Hal inilah yang membuat laki-laki homoseksual cenderung memiliki kemampuan spasial atau memahami ruang sebaik perempuan heteroseksual (normal).
“Sebaliknya, perempuan homoseksual juga memiliki anatomi syaraf di beberapa bagian otak yang lebih mirip laki-laki heteroseksual (normal) daripada perempuan heteroseksual,” terangnya.
Agama dan Orientasi Seks
Muhsin menyebutkan bahwa teks agama Islam secara tegas mengecam perilaku homoseksual. Karena itu, upaya mencari justifikasi perilaku homoseks dalam Islam pastilah tertolak.
Dalam sebagian ayat Alquran yang mengetengahkan kisah perilaku kaum Sodom, kata “ta’tuna” (mendatangi, menggauli) digunakan berarti “aktivitas seksual sesama jenis”. “Dan (ingatlah kisah) Luth, ketika ia berkata kepada kaumnya: “Mengapa kamu mengerjakan perbuatan keji itu sedang kamu melihat(nya).

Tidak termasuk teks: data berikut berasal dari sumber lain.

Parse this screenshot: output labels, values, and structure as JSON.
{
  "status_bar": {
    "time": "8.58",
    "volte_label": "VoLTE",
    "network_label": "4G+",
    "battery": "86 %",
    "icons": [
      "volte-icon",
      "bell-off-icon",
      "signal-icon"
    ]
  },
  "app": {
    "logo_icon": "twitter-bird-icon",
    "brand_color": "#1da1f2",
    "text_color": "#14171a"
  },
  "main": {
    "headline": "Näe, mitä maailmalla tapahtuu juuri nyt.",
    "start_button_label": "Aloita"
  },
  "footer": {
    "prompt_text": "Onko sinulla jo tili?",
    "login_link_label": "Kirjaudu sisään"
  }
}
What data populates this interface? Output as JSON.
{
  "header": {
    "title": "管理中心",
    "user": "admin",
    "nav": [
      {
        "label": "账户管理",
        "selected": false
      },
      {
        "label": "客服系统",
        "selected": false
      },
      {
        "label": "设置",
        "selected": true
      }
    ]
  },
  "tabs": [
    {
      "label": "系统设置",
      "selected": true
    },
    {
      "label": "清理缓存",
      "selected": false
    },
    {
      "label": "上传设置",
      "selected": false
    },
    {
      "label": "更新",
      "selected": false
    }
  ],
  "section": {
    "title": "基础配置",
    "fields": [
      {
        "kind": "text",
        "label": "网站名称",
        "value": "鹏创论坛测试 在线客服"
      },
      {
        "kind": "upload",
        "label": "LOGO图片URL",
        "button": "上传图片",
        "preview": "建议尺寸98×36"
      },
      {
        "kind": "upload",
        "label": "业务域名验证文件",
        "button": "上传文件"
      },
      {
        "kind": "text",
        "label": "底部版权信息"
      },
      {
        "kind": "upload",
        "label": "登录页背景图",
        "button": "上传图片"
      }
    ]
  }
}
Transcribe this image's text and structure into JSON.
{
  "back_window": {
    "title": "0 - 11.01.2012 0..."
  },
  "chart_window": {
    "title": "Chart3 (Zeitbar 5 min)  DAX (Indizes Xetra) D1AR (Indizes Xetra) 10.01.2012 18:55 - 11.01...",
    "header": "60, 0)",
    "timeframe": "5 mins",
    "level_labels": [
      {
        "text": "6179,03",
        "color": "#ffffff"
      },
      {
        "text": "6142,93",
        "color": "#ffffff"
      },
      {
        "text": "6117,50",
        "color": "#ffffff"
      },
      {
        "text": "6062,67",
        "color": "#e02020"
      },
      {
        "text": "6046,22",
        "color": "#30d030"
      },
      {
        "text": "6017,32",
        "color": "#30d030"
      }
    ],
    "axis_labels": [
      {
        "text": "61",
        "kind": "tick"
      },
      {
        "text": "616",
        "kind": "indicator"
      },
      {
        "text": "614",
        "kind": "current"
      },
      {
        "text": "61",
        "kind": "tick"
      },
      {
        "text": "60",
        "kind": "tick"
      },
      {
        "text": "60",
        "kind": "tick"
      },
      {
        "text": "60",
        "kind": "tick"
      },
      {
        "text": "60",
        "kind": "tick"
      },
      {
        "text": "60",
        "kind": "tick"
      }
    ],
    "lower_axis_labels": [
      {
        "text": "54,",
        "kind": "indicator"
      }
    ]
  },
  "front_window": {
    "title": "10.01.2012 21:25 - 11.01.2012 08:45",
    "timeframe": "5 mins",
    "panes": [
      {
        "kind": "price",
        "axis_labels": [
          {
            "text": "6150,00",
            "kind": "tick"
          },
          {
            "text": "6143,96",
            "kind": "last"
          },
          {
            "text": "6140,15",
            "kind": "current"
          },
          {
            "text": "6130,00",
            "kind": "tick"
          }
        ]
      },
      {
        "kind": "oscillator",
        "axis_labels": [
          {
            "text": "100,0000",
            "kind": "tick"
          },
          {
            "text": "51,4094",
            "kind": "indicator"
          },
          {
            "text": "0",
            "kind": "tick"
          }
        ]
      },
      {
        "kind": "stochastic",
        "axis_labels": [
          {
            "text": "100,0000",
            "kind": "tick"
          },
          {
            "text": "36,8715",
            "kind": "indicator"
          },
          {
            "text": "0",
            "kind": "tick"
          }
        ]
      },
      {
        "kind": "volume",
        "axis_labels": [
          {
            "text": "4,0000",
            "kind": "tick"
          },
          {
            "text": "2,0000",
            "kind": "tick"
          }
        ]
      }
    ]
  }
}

Mengapa kamu mendatangi laki-laki untuk (memenuhi) nafsu(mu), bukan mendatangi wanita? Sebenarnya kamu adalah kaum yang tidak dapat mengetahui (akibat perbuatanmu).” (QS. an-Naml: 54-55)
Memang, sambung dia, ayat-ayat yang mengecam perilaku homoseks mungkin tidak bisa ditafsirkan niscaya mengecam orientasi homoseks karena faktor genetik.
Orientasi homoseks yang timbul karena gaya hidup perlu dipandang sebagai persoalan sosial dan psikologis serta kultural, sehingga diperlukan penyadaran. Sedangkan orientasi homoseks karena faktor determinan, seyogyanya tidak diperlakukan sama dengan orientasi homoseks karena gaya hidup dan trauma.
Para agamawan menentang perilaku homoseks karena hubungan sesama jenis mengancam keberlangsungan generasi manusia. Menurut hukum akal sehat, perilaku homoseks tidak bisa diterima. Tuhan menciptakan manusia berpasangan sebagai bagian dari sistem dialektika dan harmoni yang langgeng.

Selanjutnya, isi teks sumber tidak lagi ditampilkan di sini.